I couldn't agree with him more. This is a global challenge with
global, grave consequences if we don't get it right.
I see that in my own State of Maryland's Smith Island, which is
disappearing into the Chesapeake Bay. I see it in the Chesapeake Bay
with the loss of sea grasses because of warmer water temperatures. Sea
grasses are critically important to the survival of the Maryland blue
crab. I see it in our coastal safety, as we see more and more storms
with more consequences.
Recently I traveled to the southern part of Africa, and I had a
chance to see from a helicopter the impact of climate change. In the
southern part of Africa, they have only two seasons: the rainy season
and the dry season. They are now at about one season: the dry season.
We were there during the rainy season, and by helicopter we flew over
land that should have been part of a pond. Instead, it was dry, no
water. We saw the carcasses of animals that couldn't survive because of
the drought.
Climate change is real and is affecting our planet. There are
vulnerable nations--from the Marshall Islands to Bangladesh and so many
others--whose very existence is at risk because of climate change.
This is an urgent issue that requires an urgent response. But here we
can make a difference. We can make a difference through conserving and
using less energy and producing our energy in a more environmentally
friendly way in a carbon-free environment.
I am joined by Congressman Delaney and many Members of both the House
and Senate in saying that the United States should make a commitment to
produce at least 50 percent of our electricity through a carbon-free
source by the year 2030. We can do that.
Here is the good news. It will not only be good for our environment,
it will be good for our economy and good for our national security.

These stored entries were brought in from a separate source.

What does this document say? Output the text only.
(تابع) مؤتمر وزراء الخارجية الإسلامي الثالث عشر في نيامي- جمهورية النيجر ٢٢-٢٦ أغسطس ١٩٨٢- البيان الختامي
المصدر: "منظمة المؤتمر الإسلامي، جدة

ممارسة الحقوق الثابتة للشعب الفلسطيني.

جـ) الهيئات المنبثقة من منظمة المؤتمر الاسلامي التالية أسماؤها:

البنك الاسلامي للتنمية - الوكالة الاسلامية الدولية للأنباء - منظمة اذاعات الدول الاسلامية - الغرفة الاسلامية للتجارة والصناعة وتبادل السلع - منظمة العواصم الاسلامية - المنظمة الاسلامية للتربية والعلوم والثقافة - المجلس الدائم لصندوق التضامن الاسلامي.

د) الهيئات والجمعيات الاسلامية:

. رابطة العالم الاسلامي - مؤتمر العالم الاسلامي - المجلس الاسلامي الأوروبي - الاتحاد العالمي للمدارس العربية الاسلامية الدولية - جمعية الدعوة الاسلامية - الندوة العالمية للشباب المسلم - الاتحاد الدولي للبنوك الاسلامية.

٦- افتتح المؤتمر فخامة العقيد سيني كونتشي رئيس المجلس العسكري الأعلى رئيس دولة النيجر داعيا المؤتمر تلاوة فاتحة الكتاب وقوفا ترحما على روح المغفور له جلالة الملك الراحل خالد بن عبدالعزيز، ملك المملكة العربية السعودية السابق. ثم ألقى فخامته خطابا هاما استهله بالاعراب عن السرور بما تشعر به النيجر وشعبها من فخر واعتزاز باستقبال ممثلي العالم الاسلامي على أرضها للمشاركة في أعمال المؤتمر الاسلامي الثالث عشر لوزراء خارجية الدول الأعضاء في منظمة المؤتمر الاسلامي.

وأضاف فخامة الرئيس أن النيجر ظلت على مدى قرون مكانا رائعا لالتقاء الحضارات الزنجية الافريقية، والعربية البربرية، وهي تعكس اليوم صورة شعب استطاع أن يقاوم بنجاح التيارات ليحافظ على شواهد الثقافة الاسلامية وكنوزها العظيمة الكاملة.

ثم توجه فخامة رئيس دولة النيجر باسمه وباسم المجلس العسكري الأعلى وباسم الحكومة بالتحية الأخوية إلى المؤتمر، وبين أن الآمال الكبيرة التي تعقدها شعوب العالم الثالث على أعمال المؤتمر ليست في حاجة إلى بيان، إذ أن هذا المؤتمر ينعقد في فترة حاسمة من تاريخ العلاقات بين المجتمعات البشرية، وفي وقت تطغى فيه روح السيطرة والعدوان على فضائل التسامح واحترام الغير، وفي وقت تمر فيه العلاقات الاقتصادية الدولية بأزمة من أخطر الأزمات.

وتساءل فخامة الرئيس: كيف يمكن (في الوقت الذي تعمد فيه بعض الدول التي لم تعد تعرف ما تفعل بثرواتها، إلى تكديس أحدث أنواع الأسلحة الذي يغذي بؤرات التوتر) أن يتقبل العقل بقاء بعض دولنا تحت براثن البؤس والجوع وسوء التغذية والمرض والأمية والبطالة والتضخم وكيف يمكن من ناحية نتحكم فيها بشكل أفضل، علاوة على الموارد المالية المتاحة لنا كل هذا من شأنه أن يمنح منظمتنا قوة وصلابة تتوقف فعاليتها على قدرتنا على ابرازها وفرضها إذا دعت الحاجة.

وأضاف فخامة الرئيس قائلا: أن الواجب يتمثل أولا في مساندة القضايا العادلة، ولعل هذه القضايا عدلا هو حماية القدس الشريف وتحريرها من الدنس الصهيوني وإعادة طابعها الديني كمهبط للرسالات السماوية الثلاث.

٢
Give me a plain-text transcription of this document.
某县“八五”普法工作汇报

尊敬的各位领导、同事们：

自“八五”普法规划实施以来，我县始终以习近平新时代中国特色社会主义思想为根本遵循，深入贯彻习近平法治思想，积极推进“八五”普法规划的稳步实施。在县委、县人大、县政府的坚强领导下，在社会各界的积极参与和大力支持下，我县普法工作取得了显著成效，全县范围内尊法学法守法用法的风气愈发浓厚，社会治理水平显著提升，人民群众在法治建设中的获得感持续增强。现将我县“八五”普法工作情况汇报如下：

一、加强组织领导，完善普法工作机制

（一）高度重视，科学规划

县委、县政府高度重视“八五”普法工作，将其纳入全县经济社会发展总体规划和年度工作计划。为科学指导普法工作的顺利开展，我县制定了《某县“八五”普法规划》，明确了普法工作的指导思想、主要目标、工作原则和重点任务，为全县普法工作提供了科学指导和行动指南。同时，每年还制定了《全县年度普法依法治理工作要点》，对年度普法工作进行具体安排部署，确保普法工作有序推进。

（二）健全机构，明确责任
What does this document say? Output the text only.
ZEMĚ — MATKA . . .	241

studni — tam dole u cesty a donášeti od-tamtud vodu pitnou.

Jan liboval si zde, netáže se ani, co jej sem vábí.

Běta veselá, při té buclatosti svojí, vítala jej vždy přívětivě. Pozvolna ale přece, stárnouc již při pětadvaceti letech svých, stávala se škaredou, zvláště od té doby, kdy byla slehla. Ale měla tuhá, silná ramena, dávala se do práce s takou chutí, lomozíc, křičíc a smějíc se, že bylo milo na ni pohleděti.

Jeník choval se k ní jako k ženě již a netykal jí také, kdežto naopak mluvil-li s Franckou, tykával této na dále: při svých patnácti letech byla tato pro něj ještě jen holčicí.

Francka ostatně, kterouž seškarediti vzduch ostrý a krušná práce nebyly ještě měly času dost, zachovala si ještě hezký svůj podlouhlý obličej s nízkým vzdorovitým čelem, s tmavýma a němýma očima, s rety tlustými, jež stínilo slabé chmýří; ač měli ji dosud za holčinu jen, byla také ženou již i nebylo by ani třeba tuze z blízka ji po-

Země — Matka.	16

Renewable energy sources can be produced here in America. You don't
have to depend on the fossil fuels from countries who disagree with our
way of life. For the sake of our national security, for the sake of our
national economy, there are more jobs in clean energy than there are in
fossil fuel industry.
For all those reasons--for our economy, for our security, and for our
environment--U.S. leadership in dealing with these solutions can help
America's security. Yes, U.S. leadership is absolutely vital. We saw
that in COP21. Without U.S. leadership, it could not be done.
Here is where I really call upon our colleagues. I have said this
many times on the floor of the Senate. It is a great honor to serve in
the Senate; it is a great honor to represent the people of Maryland.
Every Congress has tried to add to its record to protect the future
generations as it relates to our environment.
The protection of our environment has never been a partisan issue. I
would urge our colleagues to find ways that we can work together to
build the legacy of this Congress to further protect our environment
for future generations. We should be part of the solution.
Tomorrow is Earth Day. Let's make a difference. With what we see
happening in New York and by our actions, let us protect future
generations.
I yield the floor.
I suggest the absence of a quorum.
The PRESIDING OFFICER. The clerk will call the roll.
The legislative clerk proceeded to call the roll.
Mr. SASSE. Mr. President, I ask unanimous consent that the order for
the quorum call be rescinded.
The PRESIDING OFFICER. Without objection, it is so ordered.
Mr. SASSE. Mr. President, on behalf of Senator Alexander, I ask
unanimous consent that it be in order to call up the following first-
degree amendments: Merkley amendment No. 3812, Reid amendment No. 3805,
and Flake amendment No. 3820; further, that at 11 a.m., on Tuesday,
April 26, the Senate vote on the amendments in the order listed and
with no second-degree amendments in order prior to the votes, and that
there be 2 minutes equally divided prior to each vote.
The PRESIDING OFFICER. Without objection, it is so ordered.